Il est intéressant de constater les positions du lobby du sucre sur ces aspects de santé publique. Sur son site, il nie le lien entre diabète et consommation de sucre : « il n’y a pas de lien entre la consommation de glucides en général […] et le diabète », minimise le lien avec le cancer du sein: « ces mêmes pays ont d’autres facteurs de risque connus de cancer du sein, et à un niveau élevé : puberté précoce, stature moyenne élevée, polluants environnementaux » et nie le pouvoir addictif du sucre: « L’idée d’une addiction au sucre est très largement répandue. C’est parce que le terme d’addiction est souvent utilisé pour parler d’appétit incontrôlable pour les aliments palatables. ». Si le sucre n’est pas dangereux, on se demande alors pourquoi de nombreux édulcorants de synthèse sont apparus ces derniers temps tels que l’aspartame ou la stevia…
Ces édulcorants, justement, défrayent de temps en temps la chronique. À ce jour, les études sur le sujet ne semblent pas faire de lien entre les édulcorants et de risques accrus de cancers ou de diabètes. Cependant de récentes études identifient un risque accru de naissances prématurés lié à la consommation d’édulcorants.
Obésité
Le développement de l’obésité est récent et touche plus particulièrement les pays les plus riches. Ce développement peut s’expliquer par la profusion de nourriture disponible et le faible coût pour y accéder. Le fait qu’une partie de l’humanité dispose de plus de nourriture que nécessaire est un fait nouveau dans l’histoire de l’Humanité. Cependant, même si un accès facilité à la nourriture est un début d’explication, cela ne dit pas, par exemple, pourquoi les populations pauvres parmi les pays riches sont paradoxalement les plus touchées. Des facteurs, propres au style de vie, stimulent la prise de nourriture tels que la consommation d’alcool, le manque de sommeil et regarder la télévision.

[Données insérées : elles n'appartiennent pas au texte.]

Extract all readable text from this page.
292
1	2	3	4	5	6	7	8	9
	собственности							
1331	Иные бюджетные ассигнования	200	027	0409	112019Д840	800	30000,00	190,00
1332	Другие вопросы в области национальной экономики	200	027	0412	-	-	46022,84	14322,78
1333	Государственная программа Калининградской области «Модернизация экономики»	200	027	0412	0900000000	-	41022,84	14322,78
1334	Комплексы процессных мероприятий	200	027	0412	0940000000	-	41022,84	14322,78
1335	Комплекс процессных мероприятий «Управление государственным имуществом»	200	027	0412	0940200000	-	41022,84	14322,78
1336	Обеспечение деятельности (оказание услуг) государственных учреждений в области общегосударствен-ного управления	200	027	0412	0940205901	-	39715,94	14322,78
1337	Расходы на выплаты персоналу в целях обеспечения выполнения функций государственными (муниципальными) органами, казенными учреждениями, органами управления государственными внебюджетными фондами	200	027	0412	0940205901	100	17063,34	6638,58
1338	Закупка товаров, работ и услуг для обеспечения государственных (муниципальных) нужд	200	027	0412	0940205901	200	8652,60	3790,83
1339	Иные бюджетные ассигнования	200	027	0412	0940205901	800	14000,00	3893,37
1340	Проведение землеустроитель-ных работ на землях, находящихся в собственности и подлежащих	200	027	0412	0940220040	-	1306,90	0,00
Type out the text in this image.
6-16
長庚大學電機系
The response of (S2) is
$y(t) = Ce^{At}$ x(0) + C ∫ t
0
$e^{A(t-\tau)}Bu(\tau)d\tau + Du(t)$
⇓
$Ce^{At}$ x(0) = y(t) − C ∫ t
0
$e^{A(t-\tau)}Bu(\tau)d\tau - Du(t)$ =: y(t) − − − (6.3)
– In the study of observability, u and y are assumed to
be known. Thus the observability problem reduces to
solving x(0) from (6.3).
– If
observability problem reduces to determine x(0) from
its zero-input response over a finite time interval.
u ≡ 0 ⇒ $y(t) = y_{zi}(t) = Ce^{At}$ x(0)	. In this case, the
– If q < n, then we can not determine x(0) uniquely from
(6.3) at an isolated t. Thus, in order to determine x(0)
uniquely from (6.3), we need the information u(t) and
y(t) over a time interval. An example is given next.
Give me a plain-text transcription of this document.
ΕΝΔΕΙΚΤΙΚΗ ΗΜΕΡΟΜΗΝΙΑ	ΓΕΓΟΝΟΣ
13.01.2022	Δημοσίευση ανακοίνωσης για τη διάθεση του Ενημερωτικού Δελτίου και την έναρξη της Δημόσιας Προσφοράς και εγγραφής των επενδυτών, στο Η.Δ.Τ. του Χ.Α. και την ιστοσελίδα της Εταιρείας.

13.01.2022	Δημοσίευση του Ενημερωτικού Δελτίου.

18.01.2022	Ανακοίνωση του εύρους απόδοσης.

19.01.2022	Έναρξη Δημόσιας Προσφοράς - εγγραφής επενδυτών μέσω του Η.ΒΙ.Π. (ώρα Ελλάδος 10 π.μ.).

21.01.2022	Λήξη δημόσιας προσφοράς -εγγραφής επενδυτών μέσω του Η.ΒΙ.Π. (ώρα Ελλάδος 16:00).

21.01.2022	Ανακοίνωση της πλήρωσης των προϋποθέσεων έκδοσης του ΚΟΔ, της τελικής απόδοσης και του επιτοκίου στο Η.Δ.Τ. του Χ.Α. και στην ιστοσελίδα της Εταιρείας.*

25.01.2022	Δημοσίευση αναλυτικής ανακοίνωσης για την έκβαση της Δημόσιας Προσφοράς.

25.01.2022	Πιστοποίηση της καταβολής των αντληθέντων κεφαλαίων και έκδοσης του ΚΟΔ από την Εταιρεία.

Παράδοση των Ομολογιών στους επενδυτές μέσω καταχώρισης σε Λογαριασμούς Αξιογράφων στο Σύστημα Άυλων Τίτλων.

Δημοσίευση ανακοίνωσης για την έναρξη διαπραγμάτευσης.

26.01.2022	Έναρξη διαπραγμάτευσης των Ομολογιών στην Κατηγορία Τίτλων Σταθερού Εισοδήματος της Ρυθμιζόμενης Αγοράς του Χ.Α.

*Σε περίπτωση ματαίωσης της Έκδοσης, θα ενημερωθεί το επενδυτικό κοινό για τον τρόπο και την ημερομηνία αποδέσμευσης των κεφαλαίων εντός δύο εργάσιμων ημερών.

Une enquête épidémiologique réalisée par Roche avec l’INSERM et TNS en 2009, sur l’obésité note que « la prévalence de l’obésité rest[e] parallèlement inversement proportionnelle au niveau d’instruction » (p. 20 et 29). De même, sur l’influence des revenus « il existe une relation inverse entre revenus du foyer et prévalence de l’obésité » (p. 30)
L’influence de la télévision sur l’obésité chez les enfants est connue depuis 1985, dans une étude parue dans Pediatrics. Toutes choses égales par ailleurs (c’est-à-dire en corrigeant les différences dues aux conditions socio-économiques, à la structure de la famille, à des précédents d’obsésité, …), une autre étude a montré que les enfants ont de 2,3 à 12,1 fois (en moyenne 5,3 fois) plus de risque d’être obèses s’ils regardent la télévision plus de 5 heures par jour par rapport à ceux qui la regarde de 0 à 2 heures par jour.
Une autre étude a montré que chez les enfants, une diminution du nombre d’heures passées devant la télévision (à regarder des programmes, des cassettes ou à jouer à des jeux vidéos) conduit à une perte de poids.
Enfin, afin de mesurer l’influence de la publicité sur les enfants, d’autres chercheurs ont demandé à des enfants de composer des menus après avoir vu des messages publicitaires (pour de la nourriture ou des jouets) suivis de dessins animés. Ils en arrivent à la conclusion que les enfants choisissent plus facilement des aliments gras ou sucrés après avoir vu des publicités pour la nourriture que pour les jouets. Les plus grands consommateurs de télévision sont ceux qui sont le plus affectés par ces influences.
Ce lien entre télévision et obésité peut s’expliquer par diverses causes. Naturellement le temps passé devant la télévision n’est pas passé à des activités physiques, la publicité qu’ils y voient les incitent à consommer de la nourriture peu saine. Les enfants ont tendance à grignoter ou manger devant la télévision, et à y manger des choses peu saines (il est certain qu’il est difficile de manger un filet de poisson devant la télévision). Nous reviendrons prochainement plus en détail sur les effets de la publicité.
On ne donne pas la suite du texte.